1963-2018 - 55 years of Research for Social Change

  • 0
  • 0

Back | Programme Area: Special Events (2000 - 2009)

UNRISD’s Contribution to Rio+10: The World Summit on Sustainable Development

  • Project from: 2002 to 2002


The United Nations is preparing for a 10-year review of progress in the implementation of the outcome of the United Nations Conference on Environment and Development, which was held in Rio de Janeiro, Brazil, in June 1992. This 10-year review process, referred to as “Rio+10”, places particular emphasis on accomplishments and obstacles in efforts to implement the Rio Conference’s Agenda 21 and the Rio Declaration on Environment and Development. The review and appraisal process will culminate in a World Summit on Sustainable Development in Johannesburg, South Africa in September 2002.

According to General Assembly Resolution A/RES/55/199 (20 December 2000), this Summit Conference and its preparation should strive for “a balance between economic development, social development and environmental protection as these are interdependent and mutually reinforcing components of sustainable development”. The same resolution “invites relevant agencies and bodies of the United Nations…to participate fully in the review”.

In answer to this invitation, UNRISD is preparing a report that synthesizes the principal findings of its research on environmental issues, and situates these findings in the context of broader debates on environment and sustainable development. Solon Barraclough, UNRISD Senior Consultant, is preparing the report.

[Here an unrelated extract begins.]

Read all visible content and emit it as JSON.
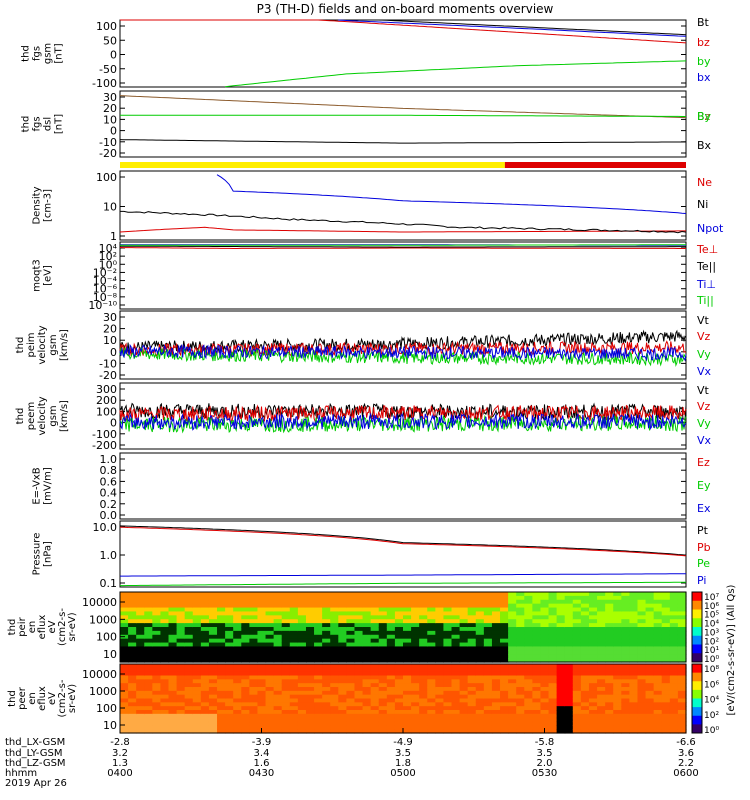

Since its founding in the mid-1960s, UNRISD has taken a holistic, political economy approach to social development. This has necessarily included integration of environmental issues in its research. During the 1990s, in connection with preparations for and follow-up to the 1992 Rio Conference, an important portion of the Institute’s work focused on social development issues related to deforestation, biodiversity protection, desertification, grassroots environmental management, urban sustainability and corporate environmental responsibility. The UNRISD report for Rio+10 will draw heavily on this work related to environmental and social sustainability.

In contrast to Agenda 21 and many other mainstream policy documents that often focus on “win-win” scenarios and complementarities, this report will emphasize the fact that processes of economic, social and environmental change tend to be associated with winners and losers, conflicts, trade-offs and contradictions. It will also highlight the way in which local-level outcomes are shaped by national and global policies and processes, and the crucial role of power relations and equity issues in processes of “unsustainable development” and the success or failure of remedial actions.

The report will address four principal questions that have been central to the Institute’s research in this field: How do market forces, government policies and other factors influence the way different social groups use and manage natural resources? How are these social groups affected by environmental degradation? How and to what extent can people manage natural resources on a sustainable basis at the local level? What have been the impacts of mainstream conservation initiatives on patterns of natural resource use and people’s livelihoods?

The report will examine these questions in diverse institutional and environmental contexts. It will focus on institutional and political economy aspects of sustainable development, thus highlighting the need for integrated approaches to environmental problems at local, sub-national, national and international levels. Particular attention will be paid to the role of grassroots environmental action for promoting sustainable development, and the types of favourable institutional and policy contexts required at all levels for such action to be effective in stopping social and environmental degradation. The report will also discuss the relevance of UNRISD’s work to ongoing international debates on sustainable development issues. It will raise several unresolved conceptual problems in assessing environmental degradation or enhancement, and will attempt to highlight some policy implications of UNRISD’s research. The draft report should be completed by mid-2002.

UNRISD will also prepare an annotated bibliography of all its environment-related work as part of its contribution. And it will commission a number of additional papers to highlight the importance of a political economy approach when analysing environmental problems and proposing solutions. Authors are now being identified and contacted.

The UNRISD report and the commissioned papers will be presented at a meeting to be held in Johannesburg during Rio+10.

Funding for this project is provided by the government of Norway, in addition to UNRISD core funds.